Here's a (simplified version) of my container class, which is used destroyed (via Set ... = nothing) and reconstructed (via Set ... = New) thousands of times.

'CG_data_point custom collection class
    Public data_points As Collection
Private Sub Class_Initialize()
    Set data_points = New Collection
End Sub

Public Sub AddDataPoint(mydate as date, price as double)
    Dim new_data_point As CG_data_point
    Set new_data_point = New CG_data_point
    new_data_point.EnterData mydate, price
    data_points.Add new_data_point
    Set new_data_point = Nothing 'I assume this one could also be skipped
End Sub

Public Sub RMSE(X as double) as double
...
End Sub

Private Sub Class_Terminate()
    Dim data_point As CG_data_point
    For Each data_point In data_points  'destruct each data point individually
        Set data_point = Nothing
    Next data_point
    Set data_points = Nothing
End Sub

'Main module
dim global_container as CG_data_container

sub do_optimizations()
    Do
          set global_container= new CG_data_container
           .... do something with the data, have in call to global function RMSE_UDF as a cell formula for Solver
          set global_container= nothing
    While (...)
end 开发者_如何学Pythonsub

'worksheet function
function RMSE_UDF(X as double)
     global_container.RMSE(X)
end function

The container variable global_container has to be global because it must be callable from a worksheet UDF (RMSE_UDF); a worksheet formula cannot have an object as argument, as far as I know, like "=RMSE(MyContainer,...)". The minimization of Root Mean Squared Errors (RMSE) is carried out with Excel Solver.


I don't think that this is necessarily the cause of your error but it is worth fixing anyway.

Compare and contrast these two parts of your code:

From AddDataPoint

data_points.Add new_data_point
Set new_data_point = Nothing

Here we are adding an object referred to by the temporary variable new_data_point to the collection. We then set new_data_point to Nothing to remove the reference to the object that it used to refer to.
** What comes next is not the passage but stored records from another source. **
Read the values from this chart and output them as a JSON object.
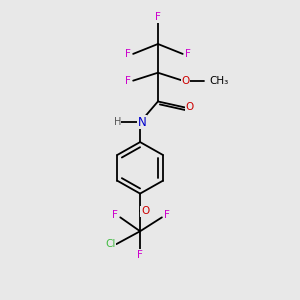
{
  "background_color": "#e8e8e8",
  "figsize": [
    3.0,
    3.0
  ],
  "dpi": 100,
  "bond_lw": 1.3,
  "font_size": 7.5,
  "atom_colors": {
    "F": "#cc00cc",
    "O": "#cc0000",
    "N": "#0000cc",
    "Cl": "#44bb44",
    "H": "#555555",
    "C": "#000000"
  }
}
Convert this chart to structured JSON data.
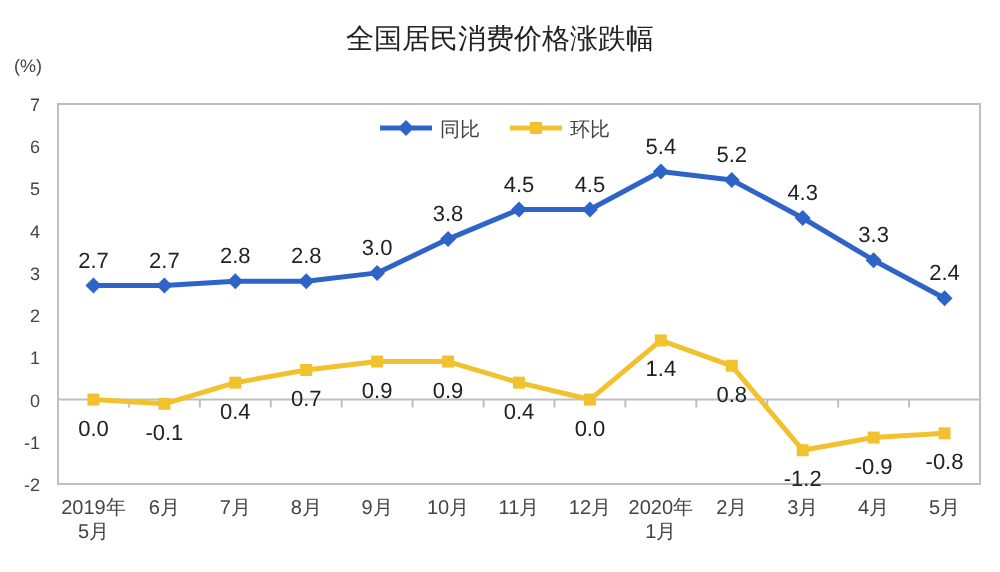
{
  "chart_data": {
    "type": "line",
    "title": "全国居民消费价格涨跌幅",
    "ylabel": "(%)",
    "categories": [
      "2019年\n5月",
      "6月",
      "7月",
      "8月",
      "9月",
      "10月",
      "11月",
      "12月",
      "2020年\n1月",
      "2月",
      "3月",
      "4月",
      "5月"
    ],
    "series": [
      {
        "name": "同比",
        "color": "#2e64c8",
        "marker": "diamond",
        "values": [
          2.7,
          2.7,
          2.8,
          2.8,
          3.0,
          3.8,
          4.5,
          4.5,
          5.4,
          5.2,
          4.3,
          3.3,
          2.4
        ],
        "value_labels": [
          "2.7",
          "2.7",
          "2.8",
          "2.8",
          "3.0",
          "3.8",
          "4.5",
          "4.5",
          "5.4",
          "5.2",
          "4.3",
          "3.3",
          "2.4"
        ]
      },
      {
        "name": "环比",
        "color": "#f2c12e",
        "marker": "square",
        "values": [
          0.0,
          -0.1,
          0.4,
          0.7,
          0.9,
          0.9,
          0.4,
          0.0,
          1.4,
          0.8,
          -1.2,
          -0.9,
          -0.8
        ],
        "value_labels": [
          "0.0",
          "-0.1",
          "0.4",
          "0.7",
          "0.9",
          "0.9",
          "0.4",
          "0.0",
          "1.4",
          "0.8",
          "-1.2",
          "-0.9",
          "-0.8"
        ]
      }
    ],
    "ylim": [
      -2,
      7
    ],
    "yticks": [
      -2,
      -1,
      0,
      1,
      2,
      3,
      4,
      5,
      6,
      7
    ],
    "ref_lines": [
      {
        "axis": "y",
        "value": 0,
        "color": "#bfbfbf"
      }
    ],
    "grid": false,
    "legend": "top",
    "line_style": "solid"
  }
}
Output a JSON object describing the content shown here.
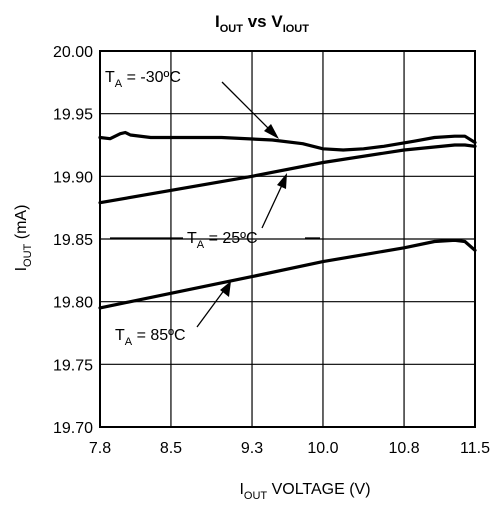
{
  "chart_data": {
    "type": "line",
    "title": {
      "main": "I",
      "main_sub": "OUT",
      "mid": " vs V",
      "mid_sub": "IOUT"
    },
    "xlabel": {
      "main": "I",
      "sub": "OUT",
      "rest": " VOLTAGE (V)"
    },
    "ylabel": {
      "main": "I",
      "sub": "OUT",
      "rest": " (mA)"
    },
    "xlim": [
      7.8,
      11.5
    ],
    "ylim": [
      19.7,
      20.0
    ],
    "x_ticks": [
      7.8,
      8.5,
      9.3,
      10.0,
      10.8,
      11.5
    ],
    "x_tick_labels": [
      "7.8",
      "8.5",
      "9.3",
      "10.0",
      "10.8",
      "11.5"
    ],
    "y_ticks": [
      19.7,
      19.75,
      19.8,
      19.85,
      19.9,
      19.95,
      20.0
    ],
    "y_tick_labels": [
      "19.70",
      "19.75",
      "19.80",
      "19.85",
      "19.90",
      "19.95",
      "20.00"
    ],
    "grid": true,
    "series": [
      {
        "label": {
          "pre": "T",
          "sub": "A",
          "post": " = -30ºC"
        },
        "points": [
          [
            7.8,
            19.931
          ],
          [
            7.9,
            19.93
          ],
          [
            8.0,
            19.934
          ],
          [
            8.05,
            19.935
          ],
          [
            8.1,
            19.933
          ],
          [
            8.3,
            19.931
          ],
          [
            8.6,
            19.931
          ],
          [
            9.0,
            19.931
          ],
          [
            9.5,
            19.929
          ],
          [
            9.8,
            19.926
          ],
          [
            10.0,
            19.922
          ],
          [
            10.2,
            19.921
          ],
          [
            10.4,
            19.922
          ],
          [
            10.6,
            19.924
          ],
          [
            10.9,
            19.928
          ],
          [
            11.1,
            19.931
          ],
          [
            11.3,
            19.932
          ],
          [
            11.4,
            19.932
          ],
          [
            11.5,
            19.927
          ]
        ]
      },
      {
        "label": {
          "pre": "T",
          "sub": "A",
          "post": " = 25ºC"
        },
        "points": [
          [
            7.8,
            19.879
          ],
          [
            9.3,
            19.9
          ],
          [
            10.0,
            19.911
          ],
          [
            10.8,
            19.921
          ],
          [
            11.3,
            19.925
          ],
          [
            11.4,
            19.925
          ],
          [
            11.5,
            19.924
          ]
        ]
      },
      {
        "label": {
          "pre": "T",
          "sub": "A",
          "post": " = 85ºC"
        },
        "points": [
          [
            7.8,
            19.795
          ],
          [
            9.3,
            19.82
          ],
          [
            10.0,
            19.832
          ],
          [
            10.8,
            19.843
          ],
          [
            11.1,
            19.848
          ],
          [
            11.3,
            19.849
          ],
          [
            11.4,
            19.848
          ],
          [
            11.5,
            19.841
          ]
        ]
      }
    ]
  }
}
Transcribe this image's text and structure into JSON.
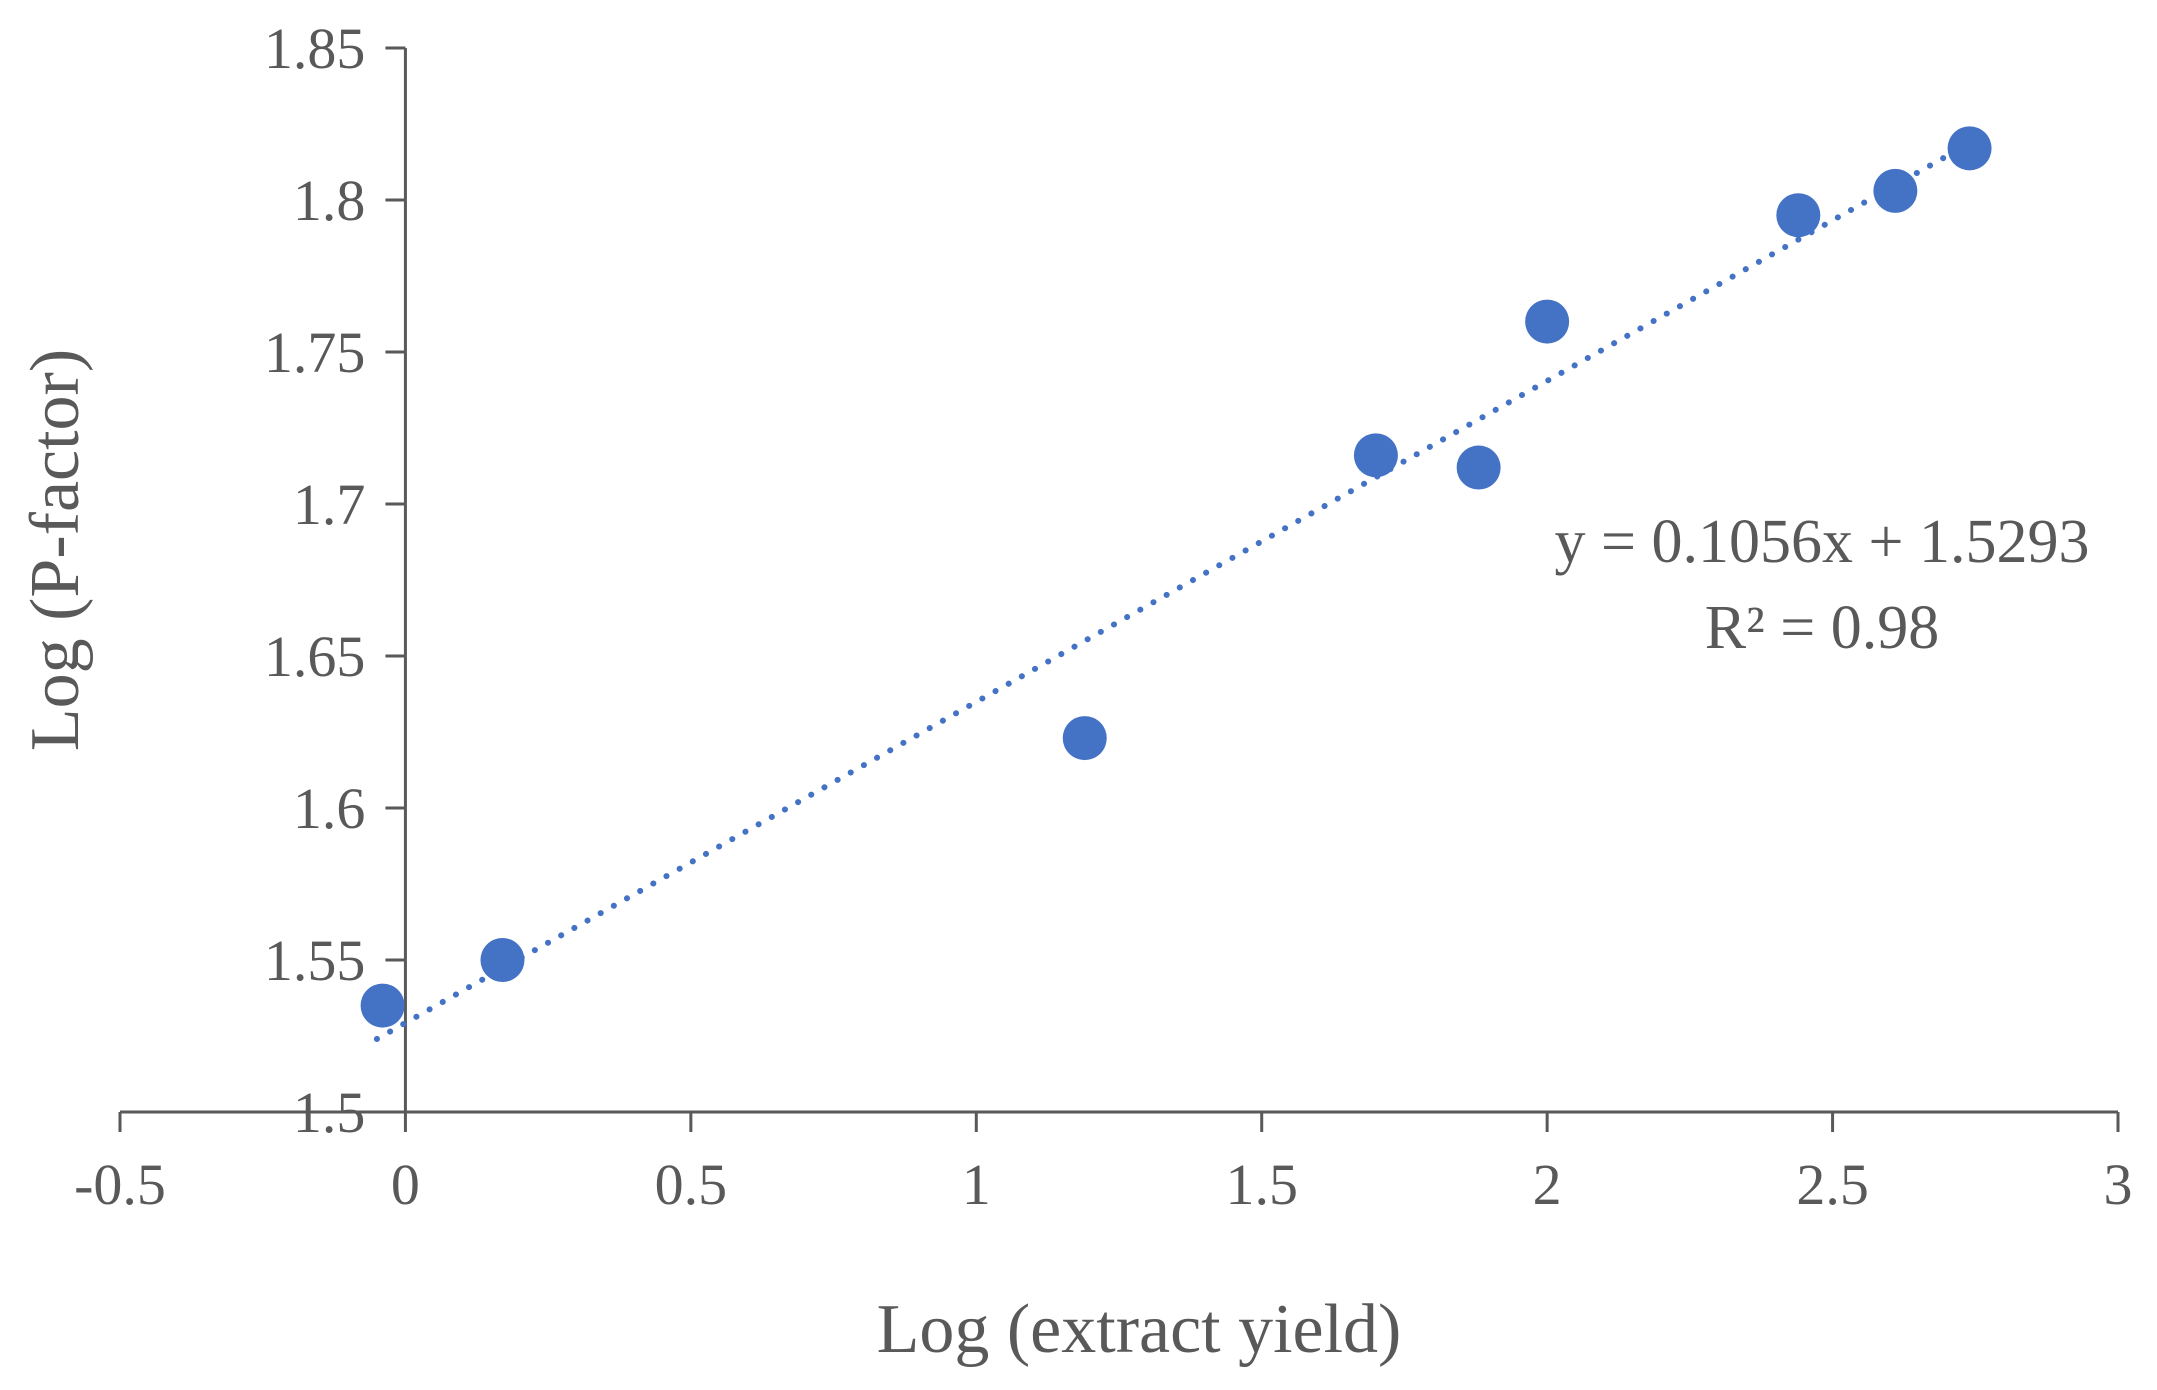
{
  "chart_data": {
    "type": "scatter",
    "xlabel": "Log (extract yield)",
    "ylabel": "Log (P-factor)",
    "xlim": [
      -0.5,
      3
    ],
    "ylim": [
      1.5,
      1.85
    ],
    "x_ticks": [
      "-0.5",
      "0",
      "0.5",
      "1",
      "1.5",
      "2",
      "2.5",
      "3"
    ],
    "y_ticks": [
      "1.5",
      "1.55",
      "1.6",
      "1.65",
      "1.7",
      "1.75",
      "1.8",
      "1.85"
    ],
    "grid": false,
    "legend": "none",
    "series": [
      {
        "color": "#4472C4",
        "points": [
          {
            "x": -0.04,
            "y": 1.535
          },
          {
            "x": 0.17,
            "y": 1.55
          },
          {
            "x": 1.19,
            "y": 1.623
          },
          {
            "x": 1.7,
            "y": 1.716
          },
          {
            "x": 1.88,
            "y": 1.712
          },
          {
            "x": 2.0,
            "y": 1.76
          },
          {
            "x": 2.44,
            "y": 1.795
          },
          {
            "x": 2.61,
            "y": 1.803
          },
          {
            "x": 2.74,
            "y": 1.817
          }
        ]
      }
    ],
    "trendline": {
      "type": "linear",
      "style": "dotted",
      "color": "#4472C4",
      "slope": 0.1056,
      "intercept": 1.5293,
      "x_range": [
        -0.05,
        2.75
      ],
      "equation": "y = 0.1056x + 1.5293",
      "r_squared": "R² = 0.98"
    }
  }
}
Obviously the collection will still have a reference to this object

From Class_Terminate

For Each data_point In data_points  'destruct each data point individually
    Set data_point = Nothing
Next data_point

Here we are reading each item in turn from the collection into a temporary variable called data_point. We then set data_point to Nothing to remove the reference to the object that it used to refer to. (Maybe not quite so) obviously, the collection will still have a reference to this object.

To remove every object from the collection try repeatedly removing the first object in the collection until the collection is empty:

Do Until (data_points.Count < 1)
    data_points.Remove 1
Loop


In this case, an overflow results when you attempt an assignment that exceeds the limits of the assignment's target. Could your data set have something in it that exceeds the limit of a date or possibly a double? Those are the 2 types that I see getting passed in. Maybe there is a mismatch somewhere and a big double is getting passed in as a date. You can check for this kind of stuff with a subroutine that, for instance, checks the bounds of a date before trying to write it to the collection.

The other possibility is the size of the collection itself, since it is indexed by a long. That is a pretty big number though, you would have to exceed 2,147,483,647 records.